Atualmente, a Companhia de Estágios é referência em tecnologias e inteligência artificial proprietárias, realizando pesquisas de mercado contínuas com rigor metodológico e estatístico para entender as novas gerações e desenvolver programas que realmente gerem valor para marcas exigentes. Com aproximadamente 130 colaboradores e mais de quatro mil vagas anuais, a empresa mantém clientes na carteira há mais de uma década, solidificando relacionamentos duradouros através de sua inteligência de dados a serviço de decisões melhores.
Os cases apresentados no Melhor RH Innovation ilustram a inovação funcionando nos detalhes onde ela mais importa. No projeto com a Sanofi, por exemplo, o desafio era implementar um programa afirmativo especial que custeava 100% da mensalidade universitária dos selecionados, uma proposta significativa que precisava chegar a jovens talentos de baixa renda, que raramente se veem representados em processos seletivos corporativos. A solução incluiu dinâmicas criativas baseadas em Escape Game, leves e projetadas para revelar o potencial das pessoas sem intimidá-las, resultando em um grupo 100% feminino com alto índice de diversidade. Mavichian enfatiza que a inovação em projetos afirmativos continua após a contratação, exigindo uma estrutura de acolhimento e suporte para o crescimento e desempenho do jovem, removendo barreiras de desenvolvimento.
Com a Amazon Web Services (AWS), o foco foi um programa de Jovem Aprendiz totalmente voltado à inclusão de pessoas com deficiência, com critérios rigorosos de elegibilidade, o que tornava a busca ainda mais desafiadora. A Companhia de Estágios acionou sua base por e-mail e WhatsApp, investiu em comunicação personalizada e descobriu que boa parte dos candidatos já estava em seu próprio banco de dados. O resultado superou as expectativas, preenchendo as vagas antes do prazo com uma maioria de mulheres e jovens de baixa renda com deficiência no mercado de tecnologia. Tiago Mavichian reitera que o preenchimento da vaga é apenas o início da jornada em iniciativas como essa, exigindo estratégia e busca ativa de talentos.
A empresa se recusa a entregar fórmulas prontas, mergulhando na cultura e nas dores de cada RH para moldar programas customizados. Sua inteligência artificial oferece escala, velocidade e precisão na triagem, mas o desenho do programa é totalmente adaptado aos objetivos de negócio do cliente. É essa combinação que permite atuar com empresas, culturas e desafios radicalmente diferentes sem perder a precisão. Duas iniciativas exemplificam esse compromisso: a jornada do candidato 100% dentro do WhatsApp, simplificando inscrição e contratação sem exigir que o candidato se adapte a sistemas desconhecidos; e o Lab, um espaço com investimento de R$ 1,5 milhão equipado com realidade virtual, robótica e impressão 3D, criado para transformar a formação de Jovens Aprendizes em algo que realmente os prepare para o mercado de trabalho.

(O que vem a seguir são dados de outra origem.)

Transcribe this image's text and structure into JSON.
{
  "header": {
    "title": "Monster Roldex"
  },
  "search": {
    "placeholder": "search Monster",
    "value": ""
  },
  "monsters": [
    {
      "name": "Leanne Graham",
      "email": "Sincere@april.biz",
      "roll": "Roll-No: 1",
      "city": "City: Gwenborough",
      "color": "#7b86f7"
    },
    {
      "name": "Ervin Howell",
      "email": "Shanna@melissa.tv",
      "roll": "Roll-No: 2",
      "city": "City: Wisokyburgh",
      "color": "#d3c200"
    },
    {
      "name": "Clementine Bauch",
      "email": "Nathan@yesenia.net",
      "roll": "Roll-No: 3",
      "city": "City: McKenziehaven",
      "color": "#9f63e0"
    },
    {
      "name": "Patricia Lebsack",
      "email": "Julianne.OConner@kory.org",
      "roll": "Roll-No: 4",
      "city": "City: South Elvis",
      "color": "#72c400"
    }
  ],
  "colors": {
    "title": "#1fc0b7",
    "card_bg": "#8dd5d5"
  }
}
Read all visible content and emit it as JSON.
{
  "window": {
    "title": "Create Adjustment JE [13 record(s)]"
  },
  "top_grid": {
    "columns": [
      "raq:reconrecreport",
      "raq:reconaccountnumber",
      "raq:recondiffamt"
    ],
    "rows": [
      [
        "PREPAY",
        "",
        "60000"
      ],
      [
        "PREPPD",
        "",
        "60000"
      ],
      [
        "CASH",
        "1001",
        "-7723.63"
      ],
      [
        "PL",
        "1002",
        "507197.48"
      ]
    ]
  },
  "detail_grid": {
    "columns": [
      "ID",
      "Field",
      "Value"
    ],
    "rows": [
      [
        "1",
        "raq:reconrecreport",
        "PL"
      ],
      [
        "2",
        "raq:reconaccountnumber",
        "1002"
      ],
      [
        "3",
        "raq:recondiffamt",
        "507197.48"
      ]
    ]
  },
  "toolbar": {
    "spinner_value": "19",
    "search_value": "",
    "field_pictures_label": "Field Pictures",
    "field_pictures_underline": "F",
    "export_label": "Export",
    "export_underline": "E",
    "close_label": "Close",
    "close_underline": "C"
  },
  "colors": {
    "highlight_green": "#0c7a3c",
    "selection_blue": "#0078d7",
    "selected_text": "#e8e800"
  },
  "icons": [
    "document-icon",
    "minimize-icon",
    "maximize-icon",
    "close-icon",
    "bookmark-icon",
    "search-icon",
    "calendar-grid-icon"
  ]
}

Essa parceria vai além da infraestrutura ou da eficiência operacional. Quando uma organização se aproxima de um parceiro estratégico como a Companhia de Estágios, as duas enviam um recado importante ao mercado: o desenvolvimento dos jovens selecionados é uma responsabilidade compartilhada. Para o RH, o apoio de um parceiro especializado significa tirar o peso operacional, que vai desde a triagem inteligente e o jurídico dos contratos até a atração desse jovem nas universidades. Isso permite que o RH consiga focar no que realmente importa: a estratégia de pessoas e o desenvolvimento desses talentos, construindo um pipeline qualificado, diverso e conectado ao futuro da organização. Uma marca parceira de verdade funciona como uma extensão estratégica da liderança da empresa, assumindo junto não só a entrega, mas também os resultados que vêm depois.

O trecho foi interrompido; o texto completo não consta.